Barnebys, which already offers access to some 1,500 auction houses and 500 art dealers, will add two key Hong Kong auction houses into the mix following the move.
It has also launched a new Chinese-language version of its auction site, and offers Chinese clients full access to its global art and antiques marketplace.
Pontus Silfverstolpe, Barnebys founder and head of content says: “The auction market is global and Barnebys intends to be a pioneer of new markets. So we believe that it is time to focus on China, as it is one of the world’s largest markets for art and antiques.
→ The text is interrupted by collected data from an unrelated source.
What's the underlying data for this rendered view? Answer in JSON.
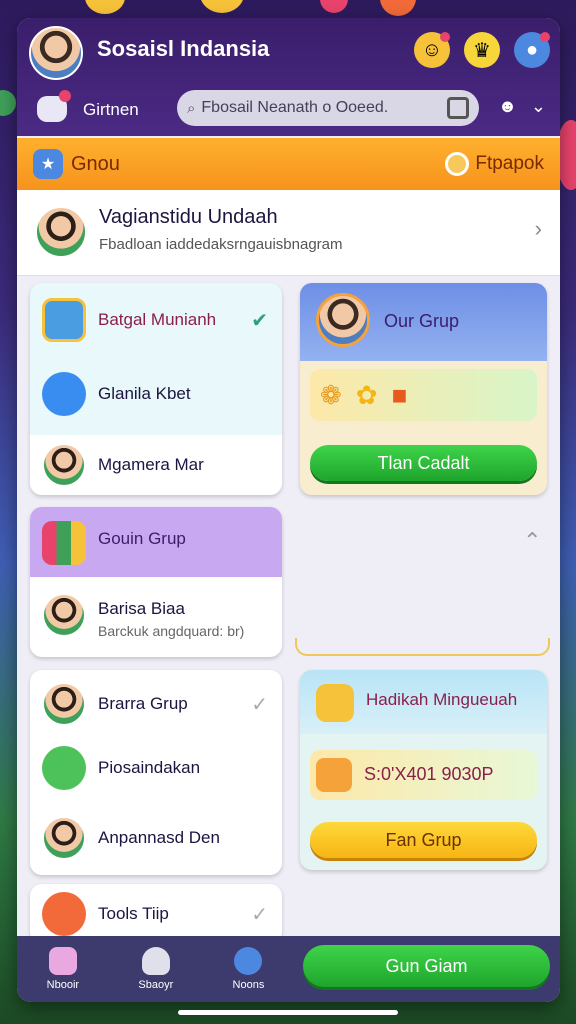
{
  "header": {
    "title": "Sosaisl Indansia",
    "icons": [
      "smiley-icon",
      "trophy-icon",
      "chat-bubble-icon"
    ]
  },
  "subheader": {
    "label": "Girtnen",
    "search_text": "Fbosail Neanath o Ooeed.",
    "icons": [
      "search-icon",
      "qr-icon",
      "face-icon",
      "chevron-down-icon"
    ]
  },
  "group_bar": {
    "title": "Gnou",
    "right_label": "Ftpapok"
  },
  "profile": {
    "name": "Vagianstidu Undaah",
    "subtitle": "Fbadloan iaddedaksrngauisbnagram"
  },
  "left_cards": {
    "card1": {
      "header": "Batgal Munianh",
      "items": [
        "Glanila Kbet",
        "Mgamera Mar"
      ]
    },
    "card2": {
      "header": "Gouin Grup",
      "item_name": "Barisa Biaa",
      "item_sub": "Barckuk angdquard: br)"
    },
    "card3": {
      "items": [
        "Brarra Grup",
        "Piosaindakan",
        "Anpannasd Den"
      ]
    },
    "card4": {
      "items": [
        "Tools Tiip"
      ]
    }
  },
  "right_cards": {
    "our_group": {
      "title": "Our Grup",
      "button": "Tlan Cadalt"
    },
    "hadikah": {
      "title": "Hadikah Mingueuah",
      "code": "S:0'X401 9030P",
      "button": "Fan Grup"
    }
  },
  "bottom_nav": {
    "items": [
      "Nbooir",
      "Sbaoyr",
      "Noons"
    ],
    "cta": "Gun Giam"
  },
  "colors": {
    "accent_orange": "#f6931c",
    "header_purple": "#3a1e6b",
    "button_green": "#1ea52c",
    "button_yellow": "#f6b514"
  }
}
“Hong Kong is one of the world’s most important auction centres, and in the Far East there are many who see Hong Kong as the capital for auctions. It is not so far behind London and New York when it comes to selling diamonds as well as Picassos, Chateau Lafite wines and Vietnamese art, for example.”
The dramatic growth of China’s economy in recent decades has led to the country becoming the second biggest art market in the world – accounting for more than 30 per cent of global sales in 2015.
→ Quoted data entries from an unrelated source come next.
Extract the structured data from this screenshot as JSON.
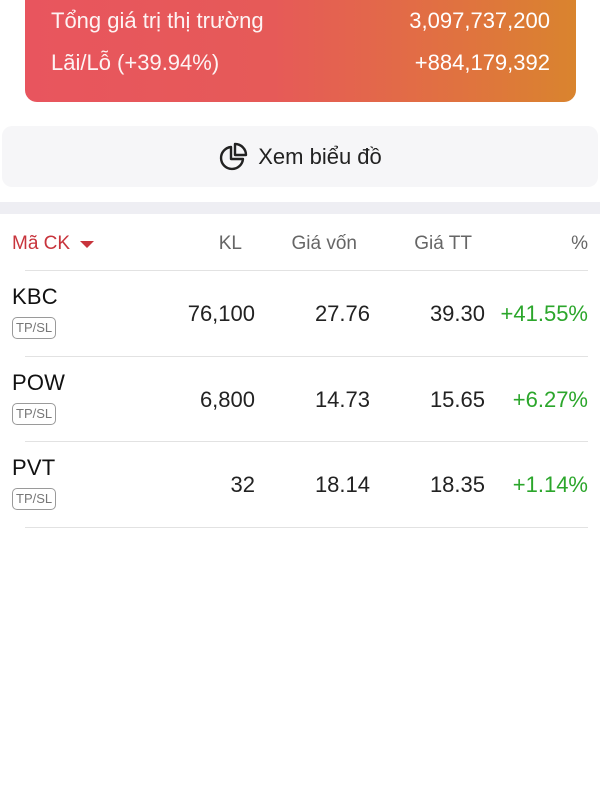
{
  "summary": {
    "market_value_label": "Tổng giá trị thị trường",
    "market_value": "3,097,737,200",
    "pnl_label": "Lãi/Lỗ (+39.94%)",
    "pnl_value": "+884,179,392",
    "gradient_colors": [
      "#e8555e",
      "#d9842e"
    ]
  },
  "chart_button": {
    "icon": "pie-chart-icon",
    "label": "Xem biểu đồ"
  },
  "table": {
    "headers": {
      "symbol": "Mã CK",
      "volume": "KL",
      "cost_price": "Giá vốn",
      "market_price": "Giá TT",
      "percent": "%"
    },
    "sort_icon": "caret-down-icon",
    "rows": [
      {
        "symbol": "KBC",
        "tag": "TP/SL",
        "volume": "76,100",
        "cost_price": "27.76",
        "market_price": "39.30",
        "percent": "+41.55%"
      },
      {
        "symbol": "POW",
        "tag": "TP/SL",
        "volume": "6,800",
        "cost_price": "14.73",
        "market_price": "15.65",
        "percent": "+6.27%"
      },
      {
        "symbol": "PVT",
        "tag": "TP/SL",
        "volume": "32",
        "cost_price": "18.14",
        "market_price": "18.35",
        "percent": "+1.14%"
      }
    ]
  },
  "colors": {
    "accent_red": "#c8343c",
    "gain_green": "#2ba62b"
  }
}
Those with an eye on the market will know that China’s new rich have been “buying back” some of the country’s most important cultural history at European auctions. More museums have opened in China between 2000 and 2014 than were opened in the previous two centuries.
Combined with a boom in contemporary art, China’s market remains on a high. China’s best-known billionaire art collector Liu Yiqian has purchased works by American pop-culture artist Jeff Koons alongside Tibetan tapestries and a 500-year-old Ming Dynasty porcelain cup.
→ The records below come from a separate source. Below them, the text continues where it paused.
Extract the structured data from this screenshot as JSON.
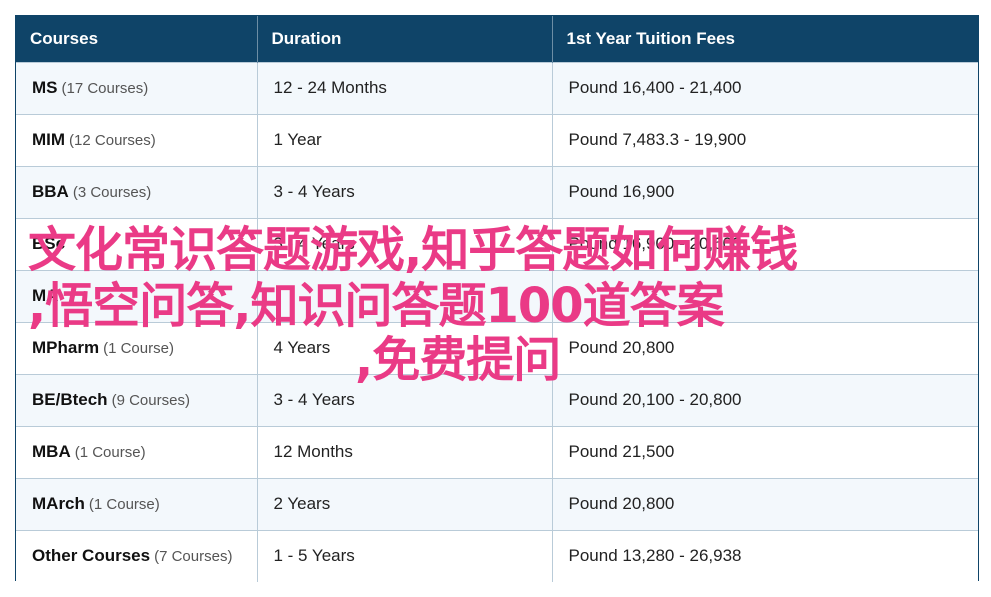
{
  "table": {
    "headers": [
      "Courses",
      "Duration",
      "1st Year Tuition Fees"
    ],
    "rows": [
      {
        "name": "MS",
        "count": "(17 Courses)",
        "duration": "12 - 24 Months",
        "fees": "Pound 16,400 - 21,400"
      },
      {
        "name": "MIM",
        "count": "(12 Courses)",
        "duration": "1 Year",
        "fees": "Pound 7,483.3 - 19,900"
      },
      {
        "name": "BBA",
        "count": "(3 Courses)",
        "duration": "3 - 4 Years",
        "fees": "Pound 16,900"
      },
      {
        "name": "BSc",
        "count": "",
        "duration": "3 - 4 Years",
        "fees": "Pound 16,900 - 20,600"
      },
      {
        "name": "MA",
        "count": "",
        "duration": "",
        "fees": ""
      },
      {
        "name": "MPharm",
        "count": "(1 Course)",
        "duration": "4 Years",
        "fees": "Pound 20,800"
      },
      {
        "name": "BE/Btech",
        "count": "(9 Courses)",
        "duration": "3 - 4 Years",
        "fees": "Pound 20,100 - 20,800"
      },
      {
        "name": "MBA",
        "count": "(1 Course)",
        "duration": "12 Months",
        "fees": "Pound 21,500"
      },
      {
        "name": "MArch",
        "count": "(1 Course)",
        "duration": "2 Years",
        "fees": "Pound 20,800"
      },
      {
        "name": "Other Courses",
        "count": "(7 Courses)",
        "duration": "1 - 5 Years",
        "fees": "Pound 13,280 - 26,938"
      }
    ]
  },
  "overlay": {
    "line1": "文化常识答题游戏,知乎答题如何赚钱",
    "line2": ",悟空问答,知识问答题100道答案",
    "line3": ",免费提问"
  },
  "colors": {
    "header_bg": "#0f4468",
    "overlay_text": "#ea3a86",
    "row_alt": "#f3f8fc"
  }
}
Meanwhile China’s growing middle class has shown an appetite for picking up European goods with more modest price tags. In recent years, Barnebys have seen more and more Chinese-based bidders buying items such as Rolex watches, luxury handbags, chandeliers, antique silver and 18th-century European art. That’s great news for European sellers of those items keen to see them reach their full value.
Mr Silfverstolpe believes there is scope for huge numbers of this group to join the global online auction revolution: “Our experience of entry into other markets in Europe and the USA tells us that we can expect to have 20 to 25 million Chinese buyers and sellers within the first five years. It is time for Barnebys to feed the Chinese dragon with the world’s biggest collection of collated art, design, antiques and furniture,” he said.
The move will also make it easier for European customers to discover Asian art. Chinese works are now finding a foothold with Western audiences.
Young Asian artists are being brought into the spotlight across the contemporary art world’s capitals: London, New York and Paris. Paris’ Fondation Louis Vuitton has dedicated most of 2016 to its exhibition of new Chinese art, while London’s Marlborough Fine Art gallery recently dedicated an exhibition to works by Beijing-based artist Song Yige.
Christopher Barnekow, Barnebys founder and CEO, says: “Barnebys offers a fantastic opportunity as a mechanism of discovery. From top-notch high-end items from Europe, to Chinese antiquities and fine Danish designed furniture at a bargain price, this marketplace is accessible and transparent thanks to Barnebys.’’
The online auction aggregator sees the move into China as a stepping stone to its vision of a single global art and antiques market that anyone can access online.
The virtual “glocal” marketplace they hope to create will be transparent and accessible for buyers and sellers from anywhere in the world. That goal is now a step closer thanks to the opening of Barnebys Hong Kong.